My experience of Judges (I am a practising lawyer) is that they are incorruptible. As to your last sentence, I disagree. Many will take the wage that comes with a job they enjoy and live the life that their wage permits rather than envy or consistently hanker after more.
TM
‘My experience of Judges (I am a practising lawyer) is that they are incorruptible.’ If that is the case, they can afford to be can’t they?
‘Many will take the wage that comes with a job they enjoy and live the life that their wage permits rather than envy or consistently hanker after more.’ Well, it seems that there are many rich people who own businesses that dodge tax, pay low wages and try to charge as much as they can, and still never seem satisfied. Greed is the problem, but not everyone is greedy I grant you. And I may add that both rich and poor can be greedy too. The rich are not any worse than any other selfish greedy person, but when a person has millions or even billions and still wants more, that is an addiction, the only addiction we seem to enshrine as something good. An addiction all the same, with bitter consequences for many of us.
evanprice
“They have a collective moral responsibility to reject it at a time when public finances are very tight.”
Really?
“We arenot in a normal situation. It ought to have taken into account the straitened circumstances of public finances. It failed to do so.”
But IPSA have explained that the ‘cost’ of the increase in pay is ‘paid for’ by the reductions in pensions and other benefits …

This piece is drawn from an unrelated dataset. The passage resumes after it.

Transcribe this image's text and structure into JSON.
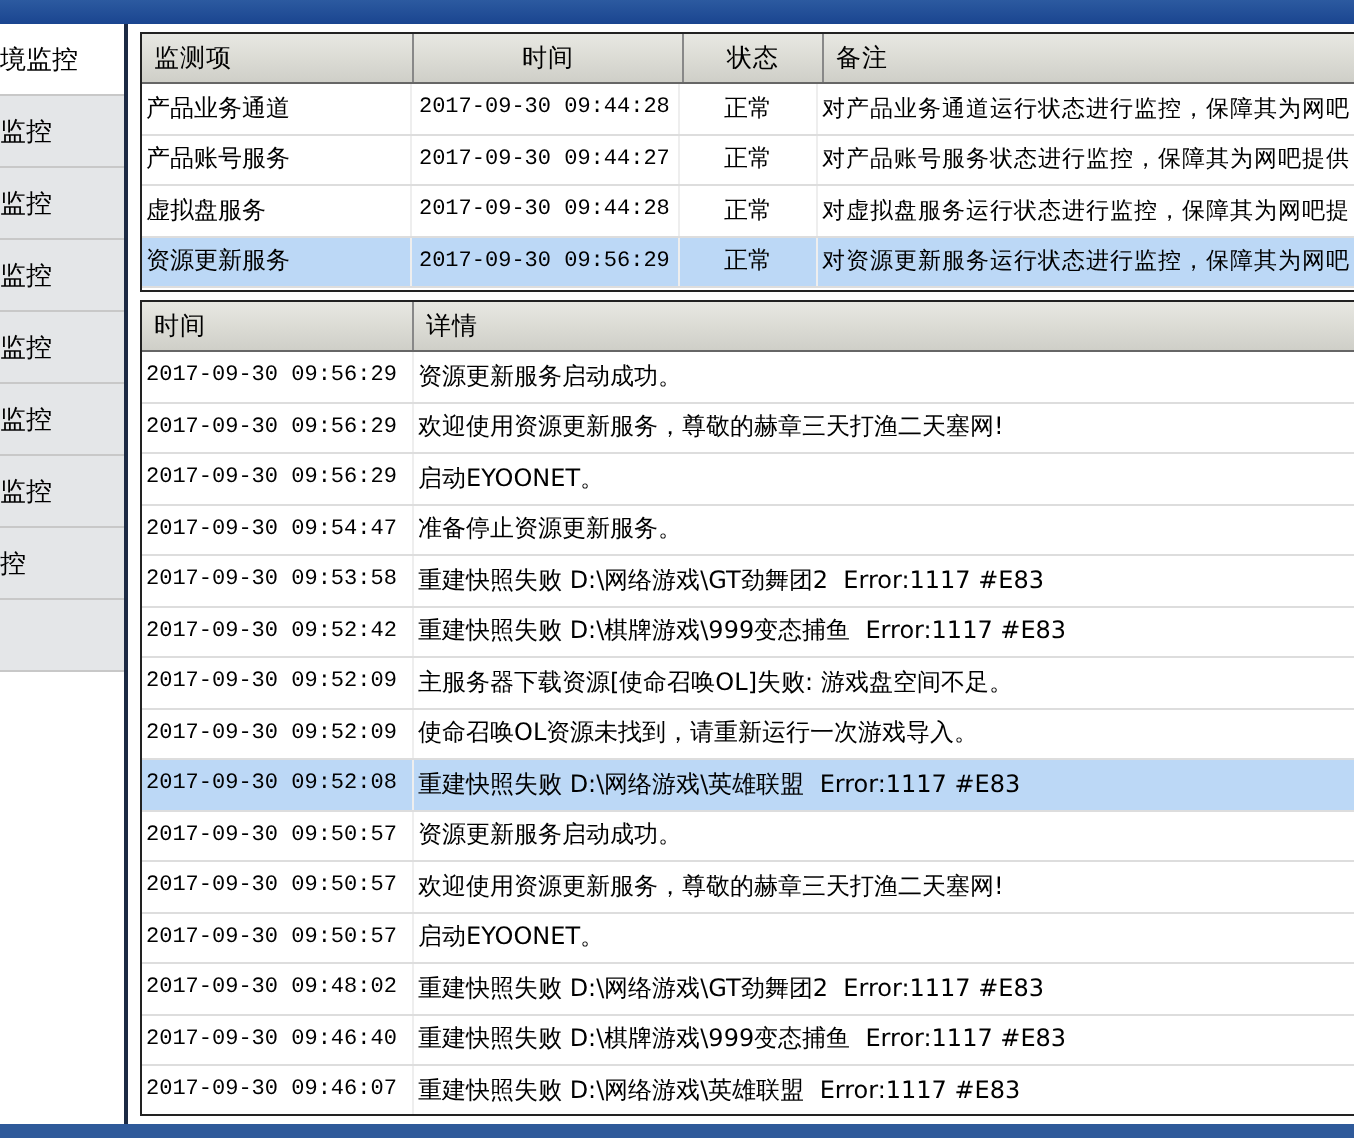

Why is it that we are concentrating on the ‘pay’ for MPs but when it comes to other people, we concentrate on the ‘package’?
TM
Because they are telling everyone else to accept austerity, whilst they have been awarded an 11% pay rise that’s why. It is unacceptable at this time when 500,000 people are going to food banks are 1000s of pensioners die each year unable to heat their homes. If it’s not immoral, it is badly timed at the very least.
Angiepooos
Seriously? £65K for a job in London is simply not enough to attract good people. It isn’t, as you say, an ‘eye watering’ amount and how patronising to say it’s equivalent to a lottery win for a ‘working class kid’. It’s peanuts for London’s serious jobs. If you truly want fair representation across all of society you have to pay at least £120K so that we can attract MPs who are prepared to accept the lousy job security, can Live in or near London and no longer have to rely on family money or second jobs. Truth is without those second jobs we’d have nothing BUT rich ex-public schoolboys. It’s an important job and I would want to reward people to do it well. Why scrimp on these people who make all the decisions that affect our lives.